2.10.7: Monthly Australian retail data is provided in aus_retail. Select one of the time series as follows (but choose your own seed value):
set.seed(314159)
data <- aus_retail |>
filter(`Series ID` == sample(aus_retail$`Series ID`, 1))data |>
model(
x11 = X_13ARIMA_SEATS(Turnover ~ x11())
) |>
components() |>
autoplot() +
labs(
title = "Retail Data with X-11 Decomposition"
)
I don’t think that it revealed anything that I had not noticed previously. But it does exaggerate outliers in the trend-cycle component that were not nearly as clear as they are when isolated. It also does a great job of amplifying the seasonal component from the early part of the series in which the seasonal component was not very clear.
3.9
Figures 3.19 and 3.20 show the result of decomposing the number of persons in the civilian labour force in Australia each month from February 1978 to August 1995.

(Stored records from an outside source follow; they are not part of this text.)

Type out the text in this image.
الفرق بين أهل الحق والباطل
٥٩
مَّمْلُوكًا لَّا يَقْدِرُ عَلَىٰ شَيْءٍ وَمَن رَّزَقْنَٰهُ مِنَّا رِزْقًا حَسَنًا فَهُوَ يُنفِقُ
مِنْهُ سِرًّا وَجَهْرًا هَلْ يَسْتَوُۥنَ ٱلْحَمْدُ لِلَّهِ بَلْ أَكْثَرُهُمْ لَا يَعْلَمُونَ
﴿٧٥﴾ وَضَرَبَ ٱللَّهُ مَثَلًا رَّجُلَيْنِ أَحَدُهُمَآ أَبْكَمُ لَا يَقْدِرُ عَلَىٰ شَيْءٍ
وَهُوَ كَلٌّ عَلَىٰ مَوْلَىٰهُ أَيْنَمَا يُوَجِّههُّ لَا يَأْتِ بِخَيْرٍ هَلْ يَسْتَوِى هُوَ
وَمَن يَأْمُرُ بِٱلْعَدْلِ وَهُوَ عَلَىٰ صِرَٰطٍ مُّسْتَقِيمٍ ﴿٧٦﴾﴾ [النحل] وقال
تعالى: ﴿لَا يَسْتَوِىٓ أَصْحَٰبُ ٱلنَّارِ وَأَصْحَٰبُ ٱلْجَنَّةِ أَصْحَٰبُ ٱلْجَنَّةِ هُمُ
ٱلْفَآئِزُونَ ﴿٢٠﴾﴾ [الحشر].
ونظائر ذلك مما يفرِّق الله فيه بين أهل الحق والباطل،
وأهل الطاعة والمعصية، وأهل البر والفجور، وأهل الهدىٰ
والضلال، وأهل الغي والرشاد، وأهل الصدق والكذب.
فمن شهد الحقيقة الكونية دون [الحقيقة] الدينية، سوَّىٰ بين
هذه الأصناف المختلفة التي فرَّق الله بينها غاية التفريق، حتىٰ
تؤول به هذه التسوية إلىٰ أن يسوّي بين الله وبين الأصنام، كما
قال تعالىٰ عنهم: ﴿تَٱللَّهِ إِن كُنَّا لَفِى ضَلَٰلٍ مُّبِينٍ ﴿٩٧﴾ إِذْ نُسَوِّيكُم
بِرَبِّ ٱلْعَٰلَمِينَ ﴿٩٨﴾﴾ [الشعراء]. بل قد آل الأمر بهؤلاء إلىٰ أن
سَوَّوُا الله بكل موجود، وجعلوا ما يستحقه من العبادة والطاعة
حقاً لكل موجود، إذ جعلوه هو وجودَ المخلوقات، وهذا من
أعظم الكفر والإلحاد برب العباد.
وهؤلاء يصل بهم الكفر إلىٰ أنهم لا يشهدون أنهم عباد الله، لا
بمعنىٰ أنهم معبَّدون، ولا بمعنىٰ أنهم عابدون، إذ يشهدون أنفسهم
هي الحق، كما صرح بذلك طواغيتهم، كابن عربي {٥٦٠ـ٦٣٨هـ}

- Write about 3–5 sentences describing the results of the decomposition. Pay particular attention to the scales of the graphs in making your interpretation.
The trend-cycle component is increasing and is very linear in its increase. The seasonal component is a lot more clear than in the original time series, though it’s amplitude is very small when compared to the trend-cycle’s range. The seasonal component has a clear annual pattern, but I think it also has a biannual pattern that splits a year into two parts that approximate a 60%/40% division (in time). The remainder component exhibits the same variation as the seasonal component does, but this might be due to a radical outlier around 1992. Which I see is in the next question.
- Is the recession of 1991/1992 visible in the estimated components?
Yes, the recession of 1991/1992 is very visible in the remainder component. It appears as two enormous, downward facing spikes around 1991/1992. I find it interesting that the trend-cycle component shows a very slight hump that peaks just before the recession strikes. But, for the most part, the trend cycle component is not very affected by the recession. The seasonal component does not appear to be affected by the recession.